Kepentingan pribadi atau duniawi harus dikesampingkan dalam menegakkan keadilan.
Bahkan jika kita bersaksi untuk kepentingan kerabat dekat, maka kita pun harus bersaksi dengan mengatakan yang sebenarnya, meskipun kesaksian itu merugikannya.
Demikian juga jika kita bersaksi untuk musuh, maka kita pun harus bersaksi dengan mengatakan yang sebenarnya, meskipun menguntungkannya.
Bagaimana jika kebenaran itu dari orang kafir?
Kita harus tetap berlaku adil dan menerima kebenaran meskipun muncul dari orang kafir.
Bahkan jika kita menolak kebenaran dari yang kafir dikategorikan sebagai kezaliman.
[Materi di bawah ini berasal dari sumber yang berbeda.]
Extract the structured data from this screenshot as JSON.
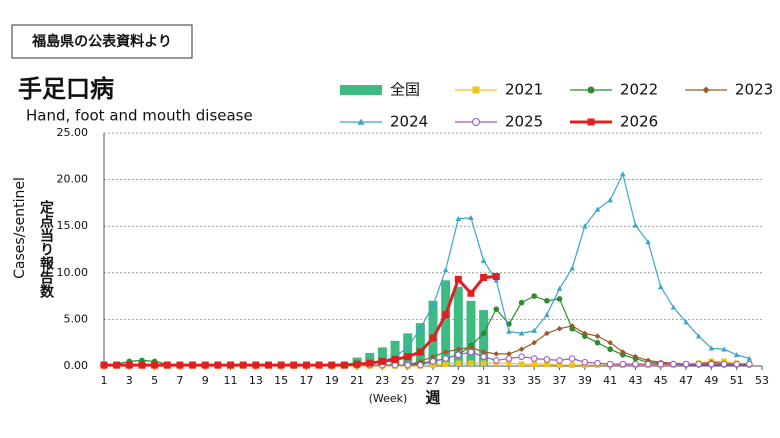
{
  "source_note": "福島県の公表資料より",
  "chart_data": {
    "type": "line",
    "title": "手足口病",
    "subtitle": "Hand, foot and mouth disease",
    "y_label": "Cases/sentinel",
    "y_label_ja": "定点当り報告数",
    "x_label": "(Week)",
    "x_label_ja": "週",
    "x": [
      1,
      2,
      3,
      4,
      5,
      6,
      7,
      8,
      9,
      10,
      11,
      12,
      13,
      14,
      15,
      16,
      17,
      18,
      19,
      20,
      21,
      22,
      23,
      24,
      25,
      26,
      27,
      28,
      29,
      30,
      31,
      32,
      33,
      34,
      35,
      36,
      37,
      38,
      39,
      40,
      41,
      42,
      43,
      44,
      45,
      46,
      47,
      48,
      49,
      50,
      51,
      52
    ],
    "xlim": [
      1,
      53
    ],
    "xticks": [
      1,
      3,
      5,
      7,
      9,
      11,
      13,
      15,
      17,
      19,
      21,
      23,
      25,
      27,
      29,
      31,
      33,
      35,
      37,
      39,
      41,
      43,
      45,
      47,
      49,
      51,
      53
    ],
    "ylim": [
      0,
      25
    ],
    "yticks": [
      {
        "value": 0,
        "label": "0.00"
      },
      {
        "value": 5,
        "label": "5.00"
      },
      {
        "value": 10,
        "label": "10.00"
      },
      {
        "value": 15,
        "label": "15.00"
      },
      {
        "value": 20,
        "label": "20.00"
      },
      {
        "value": 25,
        "label": "25.00"
      }
    ],
    "grid": true,
    "series": [
      {
        "name": "全国",
        "color": "#3dbb83",
        "marker": "bar",
        "values": [
          0.1,
          0.1,
          0.1,
          0.1,
          0.1,
          0.1,
          0.1,
          0.1,
          0.1,
          0.1,
          0.1,
          0.1,
          0.1,
          0.1,
          0.1,
          0.1,
          0.1,
          0.1,
          0.1,
          0.3,
          0.9,
          1.4,
          2.0,
          2.7,
          3.5,
          4.6,
          7.0,
          9.2,
          8.5,
          7.0,
          6.0,
          null,
          null,
          null,
          null,
          null,
          null,
          null,
          null,
          null,
          null,
          null,
          null,
          null,
          null,
          null,
          null,
          null,
          null,
          null,
          null,
          null
        ]
      },
      {
        "name": "2021",
        "color": "#f2c21b",
        "marker": "square",
        "values": [
          0,
          0,
          0,
          0,
          0,
          0,
          0,
          0,
          0,
          0,
          0,
          0,
          0,
          0,
          0,
          0,
          0,
          0,
          0,
          0,
          0,
          0,
          0,
          0,
          0,
          0,
          0.1,
          0.2,
          0.3,
          0.3,
          0.3,
          0.3,
          0.3,
          0.2,
          0.2,
          0.2,
          0.1,
          0.1,
          0.1,
          0.1,
          0.1,
          0.1,
          0.1,
          0.1,
          0.1,
          0.1,
          0.2,
          0.3,
          0.5,
          0.5,
          0.3,
          0.2
        ]
      },
      {
        "name": "2022",
        "color": "#2e8b2e",
        "marker": "circle",
        "values": [
          0.1,
          0.2,
          0.5,
          0.6,
          0.5,
          0.2,
          0.1,
          0.1,
          0.1,
          0.1,
          0.1,
          0.1,
          0.1,
          0.1,
          0.1,
          0.1,
          0.1,
          0.1,
          0.1,
          0.1,
          0.1,
          0.1,
          0.1,
          0.1,
          0.1,
          0.3,
          0.5,
          0.8,
          1.2,
          2.2,
          3.5,
          6.1,
          4.5,
          6.8,
          7.5,
          7.0,
          7.2,
          4.0,
          3.2,
          2.5,
          1.8,
          1.2,
          0.8,
          0.4,
          0.3,
          0.2,
          0.1,
          0.1,
          0.1,
          0.1,
          0.1,
          0.1
        ]
      },
      {
        "name": "2023",
        "color": "#9c5a28",
        "marker": "diamond",
        "values": [
          0.1,
          0.1,
          0.1,
          0.1,
          0.1,
          0.1,
          0.1,
          0.1,
          0.1,
          0.1,
          0.1,
          0.1,
          0.1,
          0.1,
          0.1,
          0.1,
          0.1,
          0.1,
          0.1,
          0.1,
          0.1,
          0.1,
          0.1,
          0.1,
          0.1,
          0.5,
          1.0,
          1.5,
          1.8,
          2.0,
          1.5,
          1.3,
          1.3,
          1.8,
          2.5,
          3.5,
          4.0,
          4.3,
          3.5,
          3.2,
          2.5,
          1.5,
          1.0,
          0.6,
          0.4,
          0.3,
          0.2,
          0.2,
          0.4,
          0.3,
          0.2,
          0.2
        ]
      },
      {
        "name": "2024",
        "color": "#3aa6c8",
        "marker": "triangle",
        "values": [
          0.1,
          0.1,
          0.1,
          0.1,
          0.1,
          0.1,
          0.1,
          0.1,
          0.1,
          0.1,
          0.1,
          0.1,
          0.1,
          0.1,
          0.1,
          0.1,
          0.1,
          0.1,
          0.1,
          0.1,
          0.2,
          0.3,
          0.5,
          1.0,
          2.0,
          4.0,
          6.5,
          10.3,
          15.8,
          15.9,
          11.3,
          9.2,
          3.7,
          3.5,
          3.8,
          5.5,
          8.3,
          10.5,
          15.0,
          16.8,
          17.8,
          20.6,
          15.1,
          13.3,
          8.5,
          6.3,
          4.7,
          3.2,
          1.9,
          1.8,
          1.2,
          0.8
        ]
      },
      {
        "name": "2025",
        "color": "#a050c0",
        "marker": "open-circle",
        "values": [
          0.1,
          0.1,
          0.1,
          0.1,
          0.1,
          0.1,
          0.1,
          0.1,
          0.1,
          0.1,
          0.1,
          0.1,
          0.1,
          0.1,
          0.1,
          0.1,
          0.1,
          0.1,
          0.1,
          0.1,
          0.1,
          0.1,
          0.1,
          0.1,
          0.1,
          0.1,
          0.5,
          0.8,
          1.2,
          1.5,
          1.0,
          0.6,
          0.8,
          1.0,
          0.8,
          0.7,
          0.6,
          0.8,
          0.4,
          0.3,
          0.2,
          0.2,
          0.2,
          0.2,
          0.2,
          0.2,
          0.2,
          0.2,
          0.2,
          0.2,
          0.2,
          0.2
        ]
      },
      {
        "name": "2026",
        "color": "#e02020",
        "marker": "square",
        "values": [
          0.1,
          0.1,
          0.1,
          0.1,
          0.1,
          0.1,
          0.1,
          0.1,
          0.1,
          0.1,
          0.1,
          0.1,
          0.1,
          0.1,
          0.1,
          0.1,
          0.1,
          0.1,
          0.1,
          0.1,
          0.2,
          0.3,
          0.5,
          0.7,
          1.0,
          1.5,
          3.0,
          5.5,
          9.3,
          7.8,
          9.5,
          9.6,
          null,
          null,
          null,
          null,
          null,
          null,
          null,
          null,
          null,
          null,
          null,
          null,
          null,
          null,
          null,
          null,
          null,
          null,
          null,
          null
        ]
      }
    ]
  }
}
Jadi, keadilan itu berlaku untuk semua, baik kawan maupun lawan.
Kalau kebenaran yang datangnya dari orang kafir saja kita harus tetap menerimanya, maka kebenaran yang datangnya dari sesama muslim sudah jelas harus kita terima.
Oleh karena itu menjadi sangat aneh kalau antara sesama muslim saja saling bertikai hanya karena masing-masing merasa bahwa pendapatnya yang paling benar.
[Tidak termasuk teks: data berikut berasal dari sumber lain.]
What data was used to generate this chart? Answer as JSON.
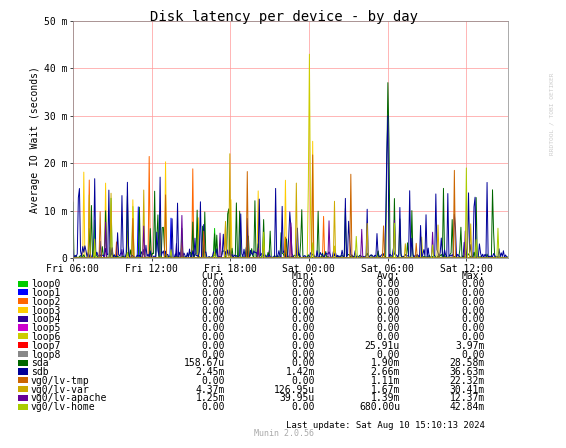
{
  "title": "Disk latency per device - by day",
  "ylabel": "Average IO Wait (seconds)",
  "background_color": "#FFFFFF",
  "plot_bg_color": "#FFFFFF",
  "grid_color": "#FF9999",
  "ytick_labels": [
    "0",
    "10 m",
    "20 m",
    "30 m",
    "40 m",
    "50 m"
  ],
  "ytick_values": [
    0,
    0.01,
    0.02,
    0.03,
    0.04,
    0.05
  ],
  "ylim": [
    0,
    0.05
  ],
  "xtick_labels": [
    "Fri 06:00",
    "Fri 12:00",
    "Fri 18:00",
    "Sat 00:00",
    "Sat 06:00",
    "Sat 12:00"
  ],
  "legend_items": [
    {
      "label": "loop0",
      "color": "#00CC00"
    },
    {
      "label": "loop1",
      "color": "#0000FF"
    },
    {
      "label": "loop2",
      "color": "#FF6600"
    },
    {
      "label": "loop3",
      "color": "#FFCC00"
    },
    {
      "label": "loop4",
      "color": "#330099"
    },
    {
      "label": "loop5",
      "color": "#CC00CC"
    },
    {
      "label": "loop6",
      "color": "#CCCC00"
    },
    {
      "label": "loop7",
      "color": "#FF0000"
    },
    {
      "label": "loop8",
      "color": "#888888"
    },
    {
      "label": "sda",
      "color": "#006600"
    },
    {
      "label": "sdb",
      "color": "#000099"
    },
    {
      "label": "vg0/lv-tmp",
      "color": "#CC6600"
    },
    {
      "label": "vg0/lv-var",
      "color": "#CCAA00"
    },
    {
      "label": "vg0/lv-apache",
      "color": "#660099"
    },
    {
      "label": "vg0/lv-home",
      "color": "#AACC00"
    }
  ],
  "table_header": [
    "Cur:",
    "Min:",
    "Avg:",
    "Max:"
  ],
  "table_data": [
    [
      "0.00",
      "0.00",
      "0.00",
      "0.00"
    ],
    [
      "0.00",
      "0.00",
      "0.00",
      "0.00"
    ],
    [
      "0.00",
      "0.00",
      "0.00",
      "0.00"
    ],
    [
      "0.00",
      "0.00",
      "0.00",
      "0.00"
    ],
    [
      "0.00",
      "0.00",
      "0.00",
      "0.00"
    ],
    [
      "0.00",
      "0.00",
      "0.00",
      "0.00"
    ],
    [
      "0.00",
      "0.00",
      "0.00",
      "0.00"
    ],
    [
      "0.00",
      "0.00",
      "25.91u",
      "3.97m"
    ],
    [
      "0.00",
      "0.00",
      "0.00",
      "0.00"
    ],
    [
      "158.67u",
      "0.00",
      "1.90m",
      "28.58m"
    ],
    [
      "2.45m",
      "1.42m",
      "2.66m",
      "36.63m"
    ],
    [
      "0.00",
      "0.00",
      "1.11m",
      "22.32m"
    ],
    [
      "4.37m",
      "126.95u",
      "1.67m",
      "30.41m"
    ],
    [
      "1.25m",
      "39.95u",
      "1.39m",
      "12.37m"
    ],
    [
      "0.00",
      "0.00",
      "680.00u",
      "42.84m"
    ]
  ],
  "footnote": "Munin 2.0.56",
  "last_update": "Last update: Sat Aug 10 15:10:13 2024",
  "watermark": "RRDTOOL / TOBI OETIKER"
}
Berlaku adil dalam ayat di atas bermakna berusaha untuk adil dan menegakkan keadilan.
Jadi setiap usaha untuk menegakkan keadilan dan perilaku menegakkan keadilan akan mendekatkan kepada ketakwaan.
Semakin sempurna keadilan, maka semakin sempurna pula ketakwaan. Rasulullah Saw dalam sebuah hadits bersabda :
Artinya :
“Hendaklah kalian bersikap jujur, karena kejujuran itu akan membawa pada kebaikan, sedangkan kebaikan akan membawa kepada surga”(HR Tirmidzi)
Hadits di atas menegaskan bahwa kejujuran akan membimbing kepada kebaikan.
Dan kebaikan akan membawa pelakunya ke surga. Seseorang yang jujur akan hidup dengan tenang. Ia menjalani kehidupan dengan penuh optimis dan semangat.
Berbeda jika seseorang pernah berdusta, tentu akan diselimuti rasa bersalah dan gelisah. Dusta yang pernah dilakukan akan ditutupi dengan dustadusta yang lain.
Orang yang jujur juga akan mendapat kepercayaan dari orang lain. Kepercayaan tidak bisa dibeli dengan uang. Kepercayaan muncul karena seseorang memang layak mendapatkannya.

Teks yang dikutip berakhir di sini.